Borrowed from the military body of knowledge due to historical circumstances, the concept of strategy was initially intended to (1) mobilize the company, having all departments "pull" in the same direction, and (2) make the most of its available resources, which, due to the typically less-diversified company of the time, was easily translated into finding a favorable match between its resources and its business environment.
Over time, as more offerings became commodities and more companies were faced with increased competition, the term "corporate strategy" seemed to make perfect sense. Few, if any, would question its usage. Ironically, though, while the term's validation got stronger with the passage of time, the concept itself became increasingly unfit for the realities of the evolving business world.
The best evidence supporting that claim is offered by the emergence of the concept of the business model in the 1990s. Although focused more on the operational side of business, like strategy, the concept of the business model is also intended to describe/prescribe the essence of enduring corporate success. However, its increasing popularity points to a mounting dissatisfaction with the effectiveness of corporate strategy.
Surprisingly, the root cause for the current situation originates in a widespread lack of perspective. Under the strong influence of strategy's military heritage, most of the research is based on a limited, insider view of corporate strategy. It is what we call the "general's view," or the answer to the question "What should the CEO do?"
As a result, strategy tends to be seen as a tool owned by the top management team, which is usually materialized in a plan (with corporate objectives) or a position (relative to competition). Encouraged by the executives' limited tenure as well, this approach focuses on a limited time horizon, which in a very dynamic environment like the one we live in can render corporate strategy irrelevant. So, where is the problem?
The first culprit is a generalized lack of historical perspective. Most practitioners and academics have "forgotten" that the strategy of the firm as a concept was strongly shaped at its inception by the circumstances of the time. (It is difficult to talk about a formula for success without addressing the problems of the day.) Strategy's primary intent was not to set up corporate objectives but to bring the organization together. It was also not to defeat the competition but to find a place within the environment, where available resources would generate the most results.
In short, there is a general tendency to ignore the fact that these interpretations were just choices that made the most sense in a war-scarred society abounding with military officers, one of the few occupations to combine both education and leadership.

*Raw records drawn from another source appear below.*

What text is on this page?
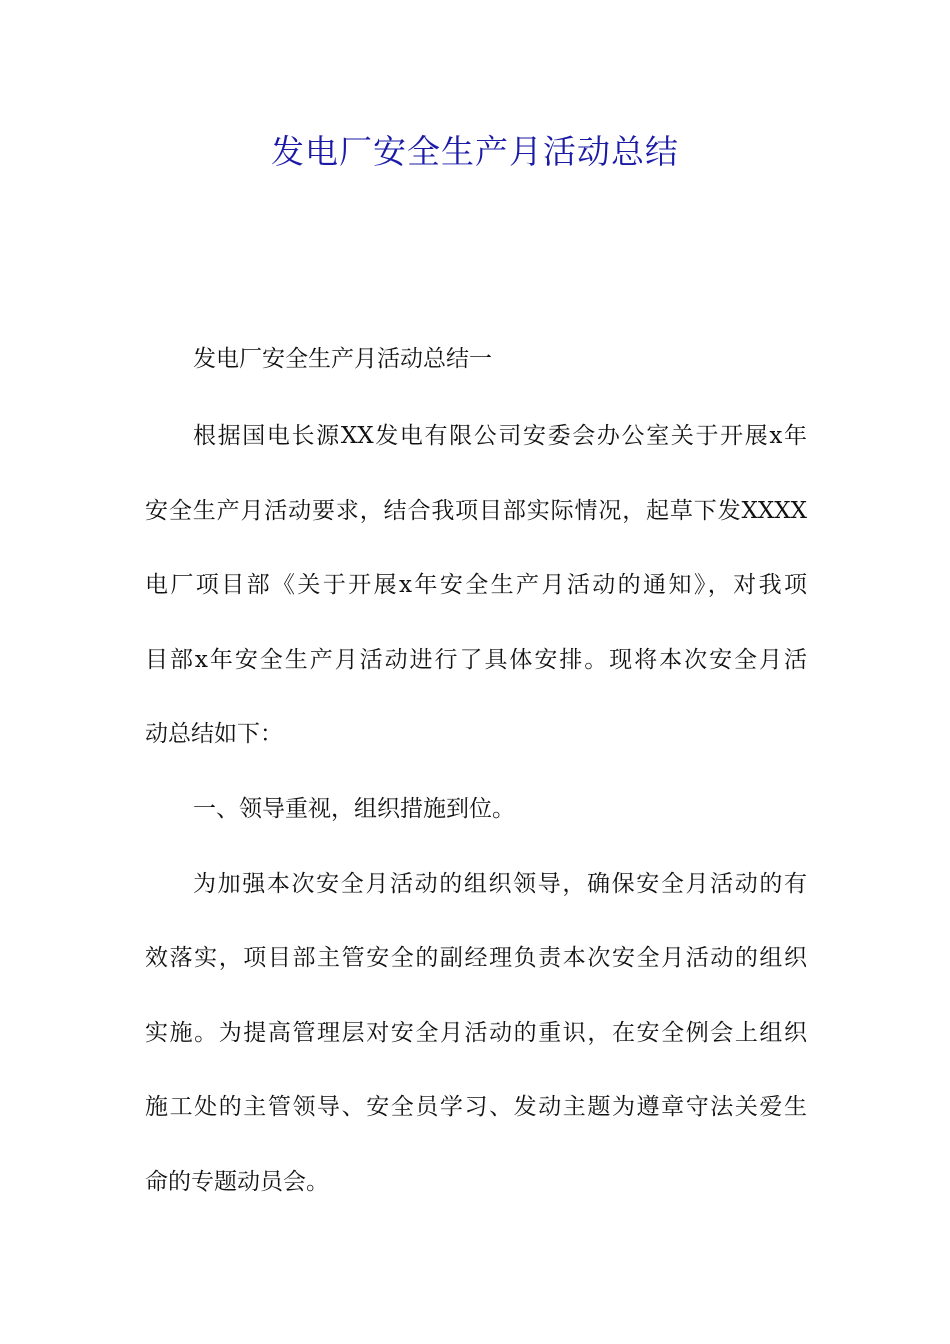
发电厂安全生产月活动总结
发电厂安全生产月活动总结一
根据国电长源XX发电有限公司安委会办公室关于开展x年
安全生产月活动要求，结合我项目部实际情况，起草下发XXXX
电厂项目部《关于开展x年安全生产月活动的通知》，对我项
目部x年安全生产月活动进行了具体安排。现将本次安全月活
动总结如下：
一、领导重视，组织措施到位。
为加强本次安全月活动的组织领导，确保安全月活动的有
效落实，项目部主管安全的副经理负责本次安全月活动的组织
实施。为提高管理层对安全月活动的重识，在安全例会上组织
施工处的主管领导、安全员学习、发动主题为遵章守法关爱生
命的专题动员会。
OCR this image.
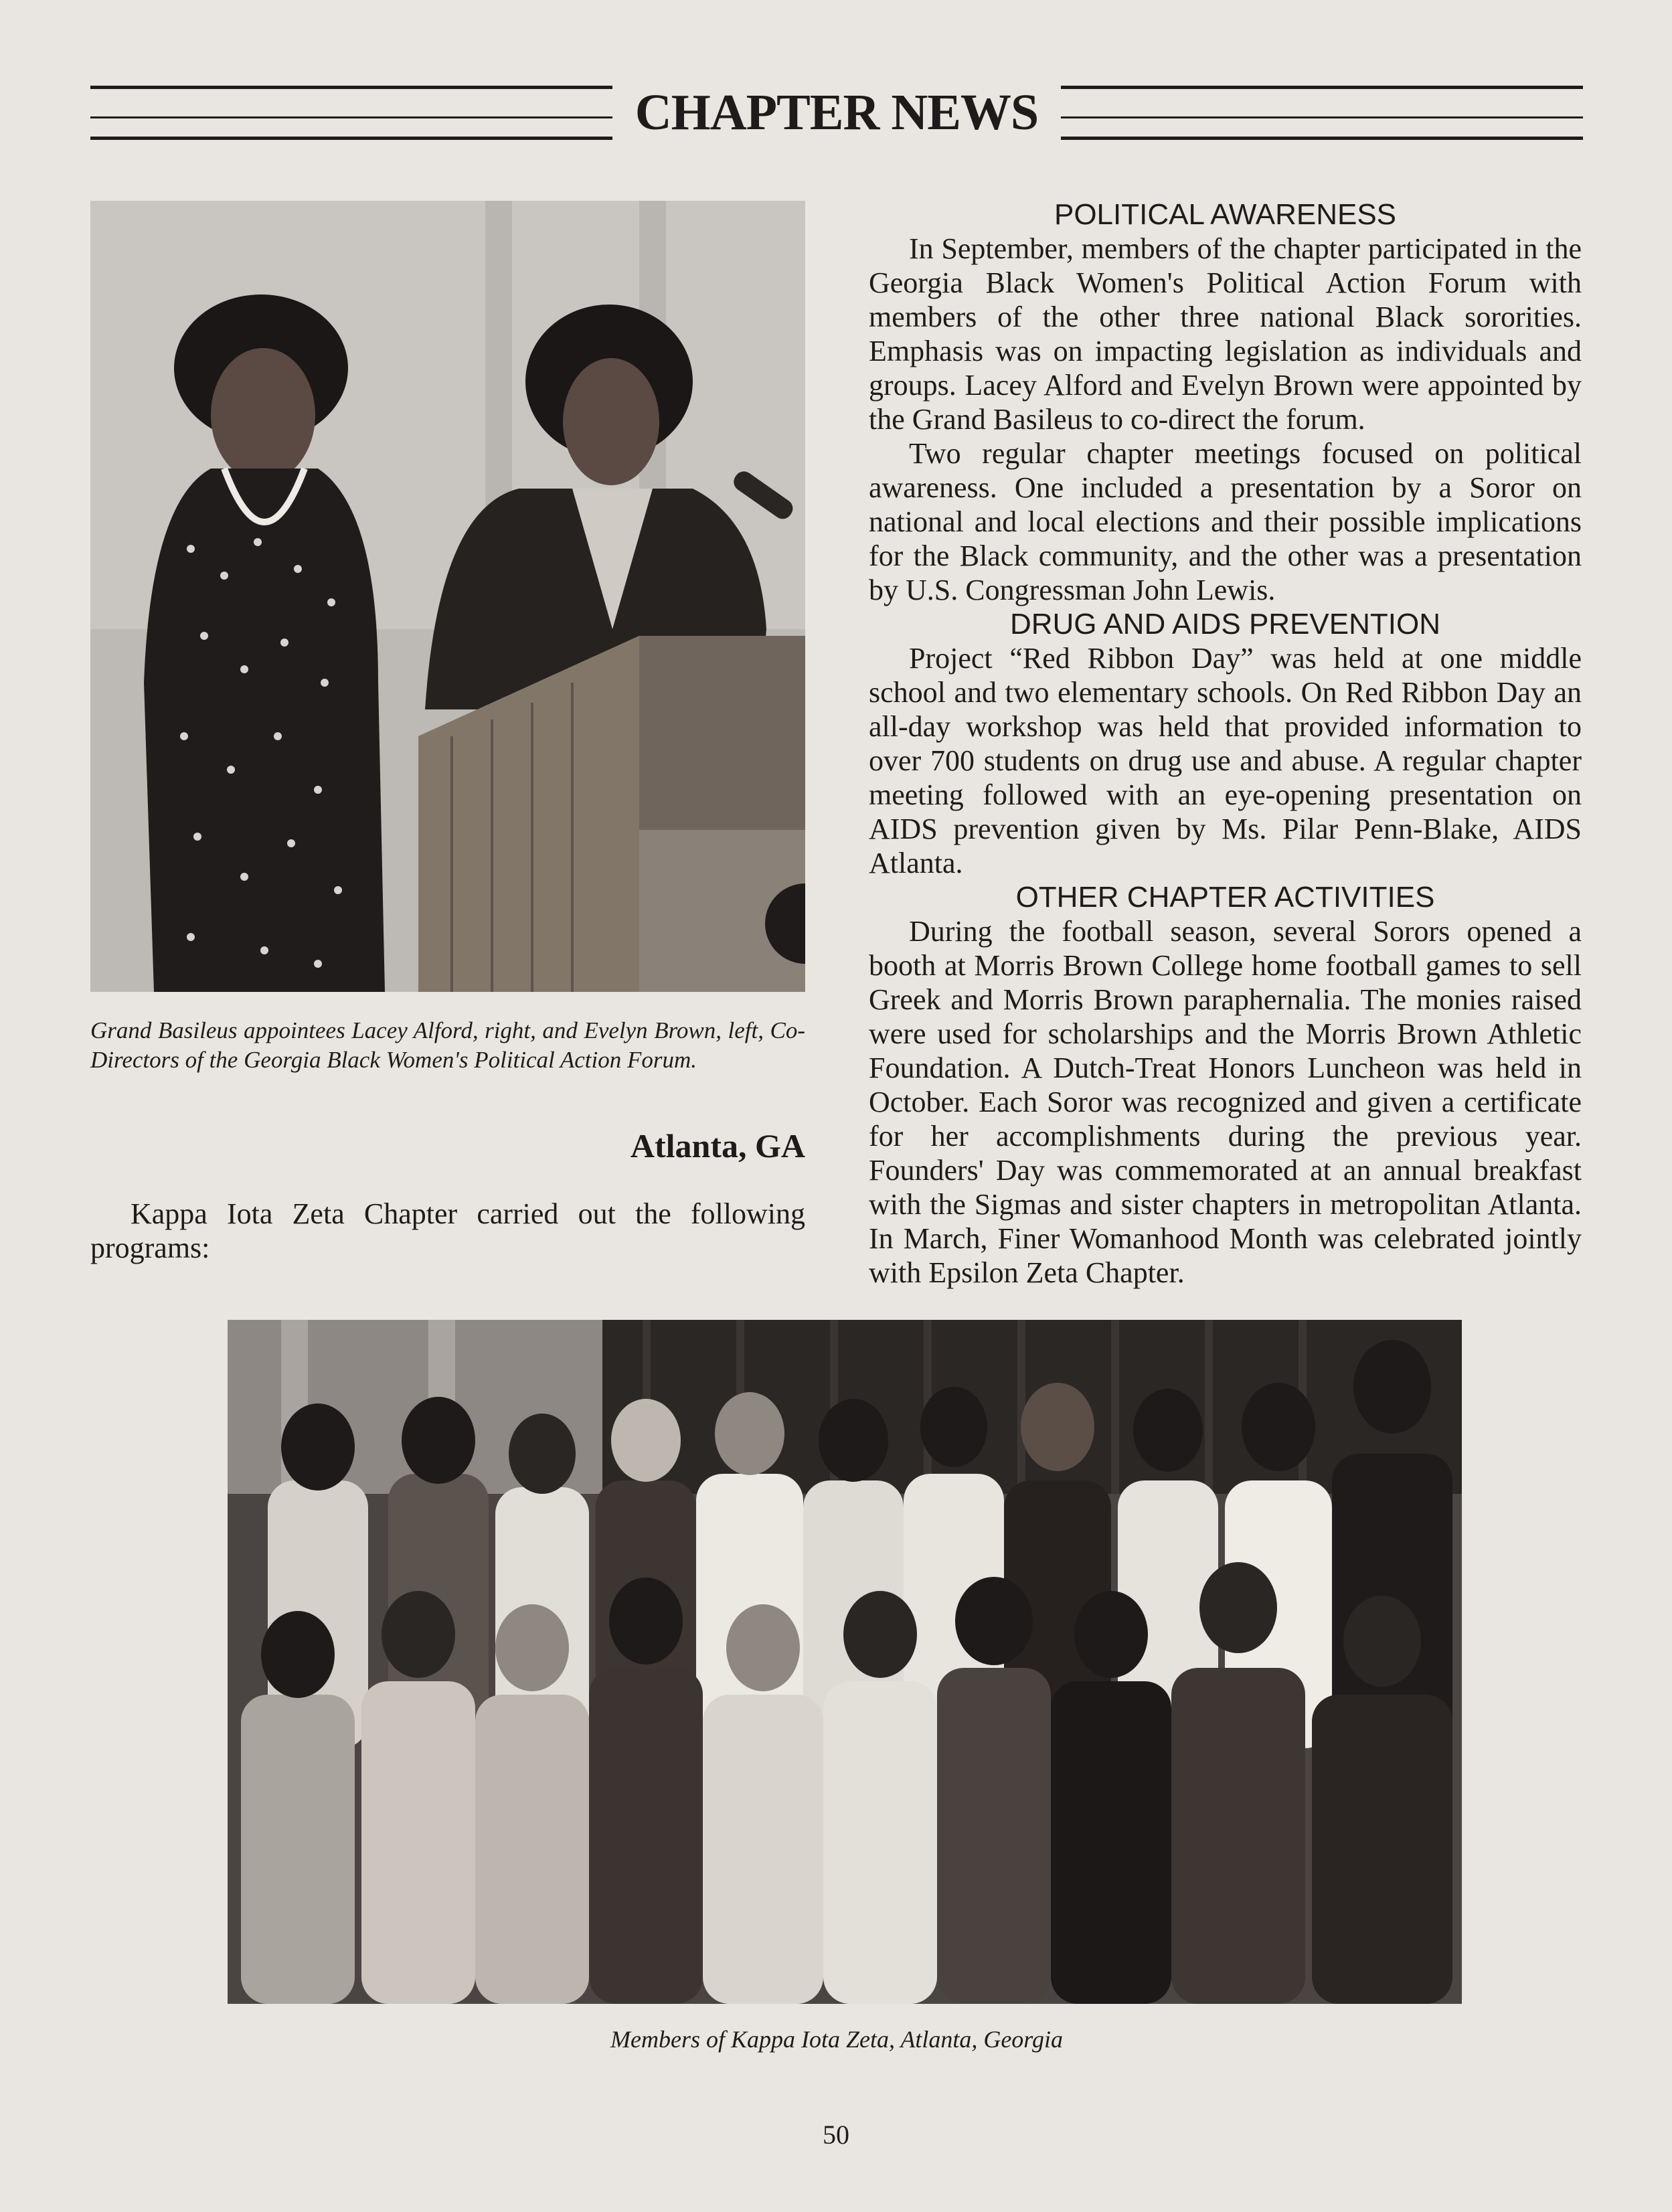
CHAPTER NEWS
Grand Basileus appointees Lacey Alford, right, and Evelyn Brown, left, Co-Directors of the Georgia Black Women's Political Action Forum.
Atlanta, GA
Kappa Iota Zeta Chapter carried out the following programs:
POLITICAL AWARENESS

In September, members of the chapter participated in the Georgia Black Women's Political Action Forum with members of the other three national Black sororities. Emphasis was on impacting legislation as individuals and groups. Lacey Alford and Evelyn Brown were appointed by the Grand Basileus to co-direct the forum.

Two regular chapter meetings focused on political awareness. One included a presentation by a Soror on national and local elections and their possible implications for the Black community, and the other was a presentation by U.S. Congressman John Lewis.

DRUG AND AIDS PREVENTION

Project “Red Ribbon Day” was held at one middle school and two elementary schools. On Red Ribbon Day an all-day workshop was held that provided information to over 700 students on drug use and abuse. A regular chapter meeting followed with an eye-opening presentation on AIDS prevention given by Ms. Pilar Penn-Blake, AIDS Atlanta.

OTHER CHAPTER ACTIVITIES

During the football season, several Sorors opened a booth at Morris Brown College home football games to sell Greek and Morris Brown paraphernalia. The monies raised were used for scholarships and the Morris Brown Athletic Foundation. A Dutch-Treat Honors Luncheon was held in October. Each Soror was recognized and given a certificate for her accomplishments during the previous year. Founders' Day was commemorated at an annual breakfast with the Sigmas and sister chapters in metropolitan Atlanta. In March, Finer Womanhood Month was celebrated jointly with Epsilon Zeta Chapter.

Members of Kappa Iota Zeta, Atlanta, Georgia
50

More important, though, is the second culprit. Although few researchers inquire about the initial intent of the firm's strategy, it seems that even fewer question why we needed the concept of strategy in the first place. This is an important question, because its answer reveals what should have been obvious all along. The concept of strategy is in fact the latest materialization of the business community's search for a universal formula for enduring corporate success. At the very minimum, this acknowledgement could have offered a better direction for the plethora of misguided research initiatives performed over the years. As a rule of thumb, when searching for universality, it is far more effective to look for fixed points on which to anchor the theory than looking for metaphors and analogies with other branches of knowledge.
In conclusion, to advance the field of corporate strategy, or better yet, to advance the search for a universal formula for enduring corporate success, it is imperative to use a broader perspective and start by asking two simple questions:
- What would corporate strategy be if the concept would have emerged not two decades after a world war, but five decades or more?
- Assuming that there was never a concept of corporate strategy, what would a new concept serving the same purpose (finding a formula for enduring success) be like?